CRISTÓBAL ENCINAS SÁNCHEZ
Esta
noche encuentro en los posos de este vino amargo reminiscencias de la vida que
tuvimos. Ya llegó el momento para no seguir fingiendo que supimos llevar de
forma conveniente nuestra apresurada vida.
Ajeno
a todo, me cobijo en aquel cuarto de los trastos de la vieja casa de mis
abuelos, donde había jáquimas colgadas, tablones, azadones, hoces y rastrillos revueltos
en el suelo. Yo buscaba mi entretenimiento preferido bajo la pequeña ventana,
en el rincón: la albarda del mulo Romero. Me subía encima y comenzaba a
recordar cuando trotaba por los campos de cereal casi recién nacido, por las orillas de los
ríos y por los límites de las alamedas.
Me
imaginaba corriendo por las veredas hacia los llanos del Banco con algunos
compañeros de la escuela, para ir a asomarnos a los altos farallones que dan al
Torcal y desde allí bajar para visitar las cuevas, con el peligro de caernos en
alguna sima.
Después,
subía a las cámaras, donde jugué muchas veces con mi hermano.

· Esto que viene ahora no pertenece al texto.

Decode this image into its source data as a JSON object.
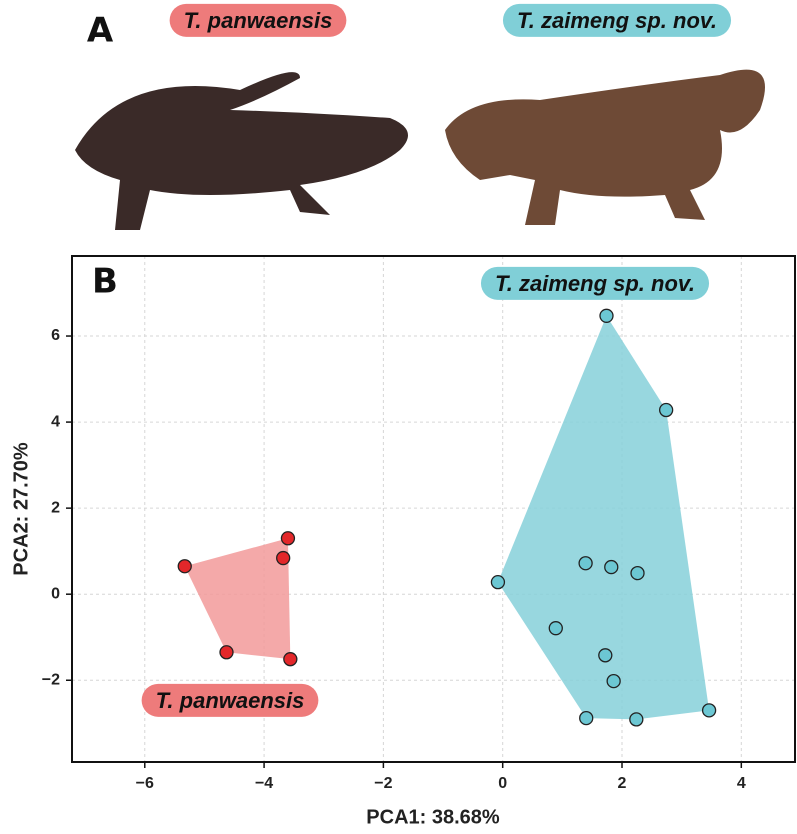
{
  "figure": {
    "panel_a_label": "A",
    "panel_b_label": "B",
    "photo_labels": [
      "T. panwaensis",
      "T. zaimeng sp. nov."
    ]
  },
  "chart_data": {
    "type": "scatter",
    "x_label": "PCA1: 38.68%",
    "y_label": "PCA2: 27.70%",
    "xlim": [
      -7.22,
      4.9
    ],
    "ylim": [
      -3.9,
      7.86
    ],
    "xticks": [
      {
        "value": -6,
        "label": "−6"
      },
      {
        "value": -4,
        "label": "−4"
      },
      {
        "value": -2,
        "label": "−2"
      },
      0,
      2,
      4
    ],
    "yticks": [
      {
        "value": -2,
        "label": "−2"
      },
      0,
      2,
      4,
      6
    ],
    "grid": true,
    "series": [
      {
        "name": "T. panwaensis",
        "color": "#e3272a",
        "hull_color": "#f29a9a",
        "x": [
          -5.33,
          -3.6,
          -3.68,
          -4.63,
          -3.56
        ],
        "y": [
          0.65,
          1.3,
          0.84,
          -1.35,
          -1.51
        ]
      },
      {
        "name": "T. zaimeng sp. nov.",
        "color": "#6cc7d3",
        "hull_color": "#86d0d9",
        "x": [
          1.74,
          2.74,
          -0.08,
          1.39,
          1.82,
          2.26,
          0.89,
          1.72,
          1.86,
          1.4,
          2.24,
          3.46
        ],
        "y": [
          6.47,
          4.28,
          0.28,
          0.72,
          0.63,
          0.49,
          -0.79,
          -1.42,
          -2.02,
          -2.88,
          -2.91,
          -2.7
        ]
      }
    ]
  }
}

Nos escondíamos y
subíamos encima de los haces de esparto almacenado que sobraron cuando mis
familiares hicieron el tejado.
Escrutábamos
todo: dos cencerros grandes que pendían de un clavo, los cestos con semillas,
las sarrietas. Otras veces nos armábamos allí con cuchillos, a modo de chuzo o
lanza, para defendernos, en caso necesario, de algún “sacamantecas” que estuviera escondido. Con una corneta
deslustrada, calada en bandolera, intentábamos llamarnos con su toque, pero no
sabíamos impulsar el aire por la boquilla.
Con
un sable herrumbroso y con una bayoneta, intentábamos imitar las peleas del
cine. Por ser yo el mayor de los dos, me apropiaba de la espada. No podía
blandirla ni con las dos manos, pero nunca nos herimos, porque teníamos mucho
cuidado.
Bajo
unos mantones grandes, que servían para recoger la aceituna, teníamos escondida
una arquilla que contenía incontables
objetos: botellitas con raras esencias y de colores verdosos y lapislázulis;
cartuchos de postas con una espoleta exterior, lentes y otros objetos.
Lo
que más me llamó la atención fue encontrar un viejo tebeo que estaba
resguardado, como pegado a una de las paredes laterales de la arquilla. Era de
Pepe Iglesias “el Zorro”, aquel hombre tan amable, que nos haría reír en las
noches del solitario invierno, con su programa de radio.
Pensar
como antes en el futuro no es ya posible: aquellos sueños cándidos, envueltos
en el fino tul de la fantasía y la confianza, se han vuelto amargos.